Brave new world
The creative industries are in the midst of profound change, and Katz Kiely thinks that it might be just what the economy needs.
While change is nothing new, the rate of change is staggering, resulting in fresh challenges and opportunities. This relentless evolution is the result of the widespread adoption of affordable and pervasive connected technologies. These technologies are revolutionising creative processes, offering artists new ways of reaching, engaging and collaborating with each other and with audiences. The once distinct line between consumer and producer is blurring. Content is now digitised and uploaded to the web. It is copied, shared, and remixed by myriad connected creative communities. Established notions of ownership and intellectual property are no longer fit for purpose. On a more positive note, for small creatives at least, direct access to audiences becomes easier and the gatekeepers that used to control access become less important. One-way broadcast is replaced by two-way conversation and collaboration. Gone are the days of passive and captive audiences. They have been replaced with vocal, opinionated, sophisticated audiences who will not be duped by second-class content and who expect to be listened to.
Bridging the gap
Established media organisations struggle to keep up with this new fragmented yet connected world order. While they flounder finding out where they fit into it, the small fleet-of-foot innovators do what they do best: make a lot out of a little. Small creative companies have always had to act entrepreneurially. With a little help, these entrepreneurs could fuel the innovation engine and pull us out of this current economic slump. This plethora of independent and small creatives, given the right opportunities and structures to create, collaborate and share, could hold the key to a successful, sustainable economy. The UK has a healthy stream of edgy creativity running through its core: an ecosystem of innovators motivated not by money, but by a need to create, innovate, make new connections. The players at the edges of the mainstream, previously only seen by a minority, can reach and influence large audiences and gain real traction in this new landscape.

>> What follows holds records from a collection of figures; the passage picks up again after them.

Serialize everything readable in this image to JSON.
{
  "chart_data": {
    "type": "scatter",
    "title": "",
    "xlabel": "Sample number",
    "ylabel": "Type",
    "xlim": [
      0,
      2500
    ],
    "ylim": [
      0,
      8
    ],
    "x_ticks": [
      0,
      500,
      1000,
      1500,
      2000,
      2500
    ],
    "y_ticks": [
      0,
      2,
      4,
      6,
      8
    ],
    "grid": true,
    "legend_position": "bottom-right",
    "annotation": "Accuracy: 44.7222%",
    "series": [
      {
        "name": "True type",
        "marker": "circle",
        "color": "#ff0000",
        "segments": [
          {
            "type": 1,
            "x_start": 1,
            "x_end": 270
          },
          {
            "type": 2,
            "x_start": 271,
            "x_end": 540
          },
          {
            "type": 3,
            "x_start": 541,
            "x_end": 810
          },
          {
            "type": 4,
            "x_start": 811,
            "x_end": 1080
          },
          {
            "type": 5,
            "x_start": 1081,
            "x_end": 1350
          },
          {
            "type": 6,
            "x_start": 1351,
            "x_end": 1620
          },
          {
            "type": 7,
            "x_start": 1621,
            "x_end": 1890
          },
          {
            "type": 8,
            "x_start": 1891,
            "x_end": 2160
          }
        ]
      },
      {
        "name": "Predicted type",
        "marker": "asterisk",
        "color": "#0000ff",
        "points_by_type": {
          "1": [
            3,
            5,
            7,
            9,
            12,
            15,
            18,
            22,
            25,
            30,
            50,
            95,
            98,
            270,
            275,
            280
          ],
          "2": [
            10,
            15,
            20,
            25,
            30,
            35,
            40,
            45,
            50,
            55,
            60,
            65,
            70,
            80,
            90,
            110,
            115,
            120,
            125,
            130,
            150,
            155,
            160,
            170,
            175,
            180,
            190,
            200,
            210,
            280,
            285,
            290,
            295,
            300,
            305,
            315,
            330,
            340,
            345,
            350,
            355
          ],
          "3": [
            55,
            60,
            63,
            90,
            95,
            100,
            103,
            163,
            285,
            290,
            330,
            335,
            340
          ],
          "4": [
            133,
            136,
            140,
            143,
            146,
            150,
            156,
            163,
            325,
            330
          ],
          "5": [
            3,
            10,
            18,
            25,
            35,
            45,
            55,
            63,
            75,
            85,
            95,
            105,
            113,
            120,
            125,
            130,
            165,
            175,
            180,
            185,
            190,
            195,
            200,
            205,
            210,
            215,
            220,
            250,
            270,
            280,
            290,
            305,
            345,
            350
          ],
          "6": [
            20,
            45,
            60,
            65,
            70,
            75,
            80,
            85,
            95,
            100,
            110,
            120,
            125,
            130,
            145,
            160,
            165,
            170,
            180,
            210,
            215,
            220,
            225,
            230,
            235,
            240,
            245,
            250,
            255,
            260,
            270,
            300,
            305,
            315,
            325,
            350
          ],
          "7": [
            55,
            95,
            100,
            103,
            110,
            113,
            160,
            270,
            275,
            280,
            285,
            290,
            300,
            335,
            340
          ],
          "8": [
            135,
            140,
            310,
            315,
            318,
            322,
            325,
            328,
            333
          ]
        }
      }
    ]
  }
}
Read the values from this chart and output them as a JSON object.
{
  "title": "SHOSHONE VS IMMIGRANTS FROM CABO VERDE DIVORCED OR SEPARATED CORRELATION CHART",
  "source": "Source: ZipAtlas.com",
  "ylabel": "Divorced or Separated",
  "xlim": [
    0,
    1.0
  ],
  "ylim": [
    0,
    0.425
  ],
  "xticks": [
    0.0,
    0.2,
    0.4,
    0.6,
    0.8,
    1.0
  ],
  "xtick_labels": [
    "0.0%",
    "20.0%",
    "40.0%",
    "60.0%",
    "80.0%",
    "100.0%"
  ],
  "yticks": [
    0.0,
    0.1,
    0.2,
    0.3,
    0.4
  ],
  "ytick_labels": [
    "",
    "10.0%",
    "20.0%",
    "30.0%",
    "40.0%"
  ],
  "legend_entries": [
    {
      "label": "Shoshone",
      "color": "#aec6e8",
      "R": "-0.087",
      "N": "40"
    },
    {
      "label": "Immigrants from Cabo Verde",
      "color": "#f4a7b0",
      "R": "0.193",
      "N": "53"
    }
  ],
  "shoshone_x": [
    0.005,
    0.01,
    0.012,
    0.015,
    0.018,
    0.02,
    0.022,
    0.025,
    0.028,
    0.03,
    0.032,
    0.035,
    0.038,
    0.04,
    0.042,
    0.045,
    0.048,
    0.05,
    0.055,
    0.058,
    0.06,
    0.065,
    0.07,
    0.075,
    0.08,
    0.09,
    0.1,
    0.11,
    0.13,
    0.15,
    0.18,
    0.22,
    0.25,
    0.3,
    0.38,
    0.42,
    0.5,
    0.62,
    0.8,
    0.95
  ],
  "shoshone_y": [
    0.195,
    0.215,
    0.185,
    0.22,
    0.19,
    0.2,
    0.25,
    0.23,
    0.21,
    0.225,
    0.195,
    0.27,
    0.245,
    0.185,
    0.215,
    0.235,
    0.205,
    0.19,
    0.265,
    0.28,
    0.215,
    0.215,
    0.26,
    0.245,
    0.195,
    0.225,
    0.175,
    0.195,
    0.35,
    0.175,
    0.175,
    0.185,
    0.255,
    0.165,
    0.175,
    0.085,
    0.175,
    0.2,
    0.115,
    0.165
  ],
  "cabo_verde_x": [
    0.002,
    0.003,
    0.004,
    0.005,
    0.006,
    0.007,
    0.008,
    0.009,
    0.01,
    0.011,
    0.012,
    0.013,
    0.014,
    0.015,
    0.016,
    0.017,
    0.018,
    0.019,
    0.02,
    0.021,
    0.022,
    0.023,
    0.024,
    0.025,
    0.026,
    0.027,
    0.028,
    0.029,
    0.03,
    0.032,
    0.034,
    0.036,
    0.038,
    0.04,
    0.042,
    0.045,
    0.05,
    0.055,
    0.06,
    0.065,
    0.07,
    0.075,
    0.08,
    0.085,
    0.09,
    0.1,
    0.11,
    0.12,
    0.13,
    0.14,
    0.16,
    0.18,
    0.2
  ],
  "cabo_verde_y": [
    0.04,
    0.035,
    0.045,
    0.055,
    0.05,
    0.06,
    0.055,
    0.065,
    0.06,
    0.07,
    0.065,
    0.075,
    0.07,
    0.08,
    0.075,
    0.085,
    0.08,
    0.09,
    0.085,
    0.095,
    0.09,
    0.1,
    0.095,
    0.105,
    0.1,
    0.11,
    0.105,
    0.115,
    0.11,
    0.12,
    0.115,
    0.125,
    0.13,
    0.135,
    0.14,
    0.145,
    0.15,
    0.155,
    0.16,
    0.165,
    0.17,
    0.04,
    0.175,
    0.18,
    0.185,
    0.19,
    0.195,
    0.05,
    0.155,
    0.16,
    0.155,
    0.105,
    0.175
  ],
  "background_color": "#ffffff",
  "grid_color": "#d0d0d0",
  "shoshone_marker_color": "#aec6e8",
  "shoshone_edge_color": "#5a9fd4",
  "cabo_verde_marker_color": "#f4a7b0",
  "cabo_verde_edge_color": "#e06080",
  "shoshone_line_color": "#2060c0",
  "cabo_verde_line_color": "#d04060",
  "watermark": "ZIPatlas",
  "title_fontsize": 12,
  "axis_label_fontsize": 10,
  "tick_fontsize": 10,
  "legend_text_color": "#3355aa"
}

Creatives at hierarchical, sales-driven organisations only think outside the box within established boundaries. The ‘indie’ creative, however, can bring originality, irreverence, and an entirely different skill set into mainstream culture, but there is a gaping chasm between commercial and creative.
b.TWEEN, an interactive digital media forum, aims to bridge this gap, by providing a creative platform that catalyses and develops cross-sector and cross-disciplinary relationships between creativity, commerce and technology. We first started exploring this powerful hinterland in 2001, with ‘Shooting Live Artists’, a commissioning stream designed with forward-thinking officers from Arts Council England and a BBC department willing to take risks. The scheme invited live artists to use connected technologies to reach new audiences in new ways, and commissioned works from artists including Blast Theory, Forced Entertainment, Jane Pollard and Iain Forsyth. The first six works were celebrated at an event at the Saatchi and Saatchi headquarters: a commercial agency inspired by the innovation and experimentation that happens at the fringes. Those commissioned artists were asked to open up their development processes and learn through peer exchange sessions with cross-sector audiences.
Need for change
The open ethos of these early events is now applied to our open source commissioning processes. Our schemes take decisions from behind closed doors into an open space where our growing online community is invited to vote, comment and help select the final commissions. We believe in transparency and harvesting the collective knowledge and experience of our diverse communities.
Arts funders have supported many commissioning schemes that have enriched b.TWEEN’s, leading to the creation of significant intellectual property. The arts funding sector is not set up to support cross-sector, cross-disciplinary activity. Each year we hope for regularly funded commissioning schemes to catalyse and support cross-sector activity, and each year we are disappointed. We feel strongly that as public funds continue to shrink, new, cost-effective funding mechanisms should be explored that link artists to the commercial world, supporting cross-sector innovation and helping them move away from grant dependency. Pioneering projects that explore this find it tough to struggle against tides of risk-averse bureaucracy and fear of failure. Organisations that catalyse activity between ‘creatives’ and ‘suits’ will become increasingly important.
Funding organisations too often take the path of least resistance, resources are too often used to pay yet another consultant to write yet another report, or to subsidise established institutions whether or not they are relevant or sustainable in the evolving digital ecosystem. Funding agencies should support producers and catalysts that are close to the coal face and that have a history of delivering. New infrastructures should support creative talent through mentoring, training and an investment framework that encourages rather than frowns on experimentation, risk and failure.
Copyright should be remodelled to incentivise, not stifle, creativity. Successful innovative businesses of the future will come from collaboration between creativity and commerce. Successful twenty-first century models will be those where connected collaborative creativity is the driving-force, supported by shared knowledge and experience. If this economic meltdown forces us to try working in different ways, experiment with new models, learn to get more from less, maybe it’s not such a bad thing after all.